Principle:Neuml Txtai Base Model Configuration
| Knowledge Sources | |
|---|---|
| Domains | Deep_Learning, Training, NLP |
| Last Updated | 2026-02-09 00:00 GMT |
Overview
Base model configuration is the process of selecting, loading, and optionally modifying a pretrained transformer model so that it is ready for fine-tuning on a downstream task. This includes choosing the correct model architecture for the task, applying quantization for memory-efficient training, and injecting parameter-efficient adapters such as LoRA.
Description
Fine-tuning begins with a pretrained checkpoint. The practitioner must make several configuration decisions:
- Architecture selection -- different tasks require different model heads. A text-classification task needs a sequence classification head, while a question-answering task needs a span-extraction head. The mapping from task string to
AutoModelclass determines which architecture is instantiated. - Label configuration -- for classification tasks, the model configuration must know the number of output labels so the classification head has the correct dimensionality.
- Quantization -- large models can be loaded in reduced precision (e.g., 4-bit via BitsAndBytes) to fit within GPU memory constraints. This trades a small amount of accuracy for a dramatic reduction in VRAM usage.
- LoRA adapter injection -- instead of updating all model parameters, a LoRA (Low-Rank Adaptation) adapter freezes the base weights and injects small trainable rank-decomposition matrices. This reduces the number of trainable parameters by orders of magnitude while preserving most of the model's capacity.
These decisions are interdependent: quantization is typically combined with LoRA (QLoRA pattern), and the choice of task determines both the model class and the LoRA task type.
Usage
Base model configuration is needed whenever a practitioner wants to:
- Fine-tune a pretrained model on a new classification, QA, generation, or seq2seq task.
- Train a very large model on limited GPU hardware using 4-bit quantization with LoRA adapters.
- Resume training from an existing (model, tokenizer) tuple produced by a prior training run.
- Switch between different task heads (e.g., moving from text classification to causal language modeling) while reusing the same pretrained backbone.
Theoretical Basis
The principle builds on transfer learning theory: a model pretrained on a large general corpus captures universal language representations that can be specialized for downstream tasks by replacing or adding a task-specific output head and fine-tuning on task-specific data.
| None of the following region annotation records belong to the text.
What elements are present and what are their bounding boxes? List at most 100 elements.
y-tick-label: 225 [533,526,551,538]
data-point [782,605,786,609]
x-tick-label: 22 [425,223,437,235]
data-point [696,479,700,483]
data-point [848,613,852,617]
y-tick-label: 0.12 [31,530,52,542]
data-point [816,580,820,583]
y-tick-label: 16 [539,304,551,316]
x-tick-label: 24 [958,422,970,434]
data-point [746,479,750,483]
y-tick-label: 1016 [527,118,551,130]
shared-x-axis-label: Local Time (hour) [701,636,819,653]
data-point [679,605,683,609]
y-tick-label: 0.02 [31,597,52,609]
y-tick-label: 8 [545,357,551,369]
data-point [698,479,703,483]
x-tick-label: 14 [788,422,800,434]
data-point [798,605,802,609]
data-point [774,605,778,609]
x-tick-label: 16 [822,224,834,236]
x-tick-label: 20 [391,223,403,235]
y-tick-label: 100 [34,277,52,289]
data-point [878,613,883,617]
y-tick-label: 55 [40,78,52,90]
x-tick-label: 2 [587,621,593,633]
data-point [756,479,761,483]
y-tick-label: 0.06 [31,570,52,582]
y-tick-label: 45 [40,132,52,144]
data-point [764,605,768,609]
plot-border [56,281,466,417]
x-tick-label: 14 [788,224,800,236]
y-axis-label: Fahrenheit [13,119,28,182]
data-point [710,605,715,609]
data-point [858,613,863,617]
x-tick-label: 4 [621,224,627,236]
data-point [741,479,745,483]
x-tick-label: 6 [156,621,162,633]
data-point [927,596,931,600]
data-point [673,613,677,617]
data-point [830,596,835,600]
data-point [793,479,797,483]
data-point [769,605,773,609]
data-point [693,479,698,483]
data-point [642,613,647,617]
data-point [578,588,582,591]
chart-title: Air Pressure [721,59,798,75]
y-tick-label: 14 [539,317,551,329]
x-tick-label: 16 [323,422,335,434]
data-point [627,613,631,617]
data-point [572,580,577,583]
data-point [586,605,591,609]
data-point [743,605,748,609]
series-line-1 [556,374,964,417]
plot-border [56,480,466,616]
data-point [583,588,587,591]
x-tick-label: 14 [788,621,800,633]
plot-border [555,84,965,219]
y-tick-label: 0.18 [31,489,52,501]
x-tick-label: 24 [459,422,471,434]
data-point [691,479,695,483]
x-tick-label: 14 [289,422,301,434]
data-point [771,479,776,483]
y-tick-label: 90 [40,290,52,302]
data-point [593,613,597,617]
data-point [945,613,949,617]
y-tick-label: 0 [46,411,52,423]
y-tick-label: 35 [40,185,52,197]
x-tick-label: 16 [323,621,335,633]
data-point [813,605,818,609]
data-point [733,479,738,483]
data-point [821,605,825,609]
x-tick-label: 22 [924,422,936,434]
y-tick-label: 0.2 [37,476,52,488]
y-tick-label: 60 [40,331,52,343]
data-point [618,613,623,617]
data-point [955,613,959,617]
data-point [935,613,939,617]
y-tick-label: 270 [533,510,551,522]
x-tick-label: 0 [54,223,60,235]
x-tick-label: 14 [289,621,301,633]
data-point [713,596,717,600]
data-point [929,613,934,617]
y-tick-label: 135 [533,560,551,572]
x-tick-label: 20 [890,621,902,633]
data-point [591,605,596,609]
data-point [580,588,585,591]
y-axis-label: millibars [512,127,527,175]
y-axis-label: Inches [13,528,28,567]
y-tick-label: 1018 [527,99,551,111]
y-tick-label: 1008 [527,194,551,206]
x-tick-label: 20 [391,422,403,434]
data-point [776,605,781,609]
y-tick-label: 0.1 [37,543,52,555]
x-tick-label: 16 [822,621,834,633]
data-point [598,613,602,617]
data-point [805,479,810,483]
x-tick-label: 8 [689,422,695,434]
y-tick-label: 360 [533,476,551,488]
Task-to-architecture mapping (pseudocode):
FUNCTION select_model(task, base_path, config, num_labels, quantization_config):
IF num_labels IS NOT None:
config.num_labels = num_labels
SWITCH task:
CASE "language-generation":
RETURN AutoModelForCausalLM.from_pretrained(base_path, config, quantization_config)
CASE "language-modeling":
RETURN AutoModelForMaskedLM.from_pretrained(base_path, config, quantization_config)
CASE "question-answering":
RETURN AutoModelForQuestionAnswering.from_pretrained(base_path, config, quantization_config)
CASE "sequence-sequence":
RETURN AutoModelForSeq2SeqLM.from_pretrained(base_path, config, quantization_config)
CASE "token-detection":
RETURN TokenDetection(MaskedLM(base_path), PreTraining(base_path), tokenizer)
DEFAULT: # "text-classification"
RETURN AutoModelForSequenceClassification.from_pretrained(base_path, config, quantization_config)
Quantization theory: Quantization maps 32-bit or 16-bit floating-point weights to lower-precision representations (8-bit, 4-bit). The NF4 (Normal Float 4-bit) data type, combined with double quantization, provides near-lossless compression for normally distributed transformer weights. When paired with LoRA, only the small adapter matrices are trained in full precision, while the frozen base weights remain in 4-bit form.
LoRA theory: For a pretrained weight matrix W of dimension d x k, LoRA decomposes the update as W + delta_W = W + B * A where B is d x r and A is r x k with r << min(d, k). This reduces the trainable parameter count from d * k to r * (d + k) while preserving the model's expressive power.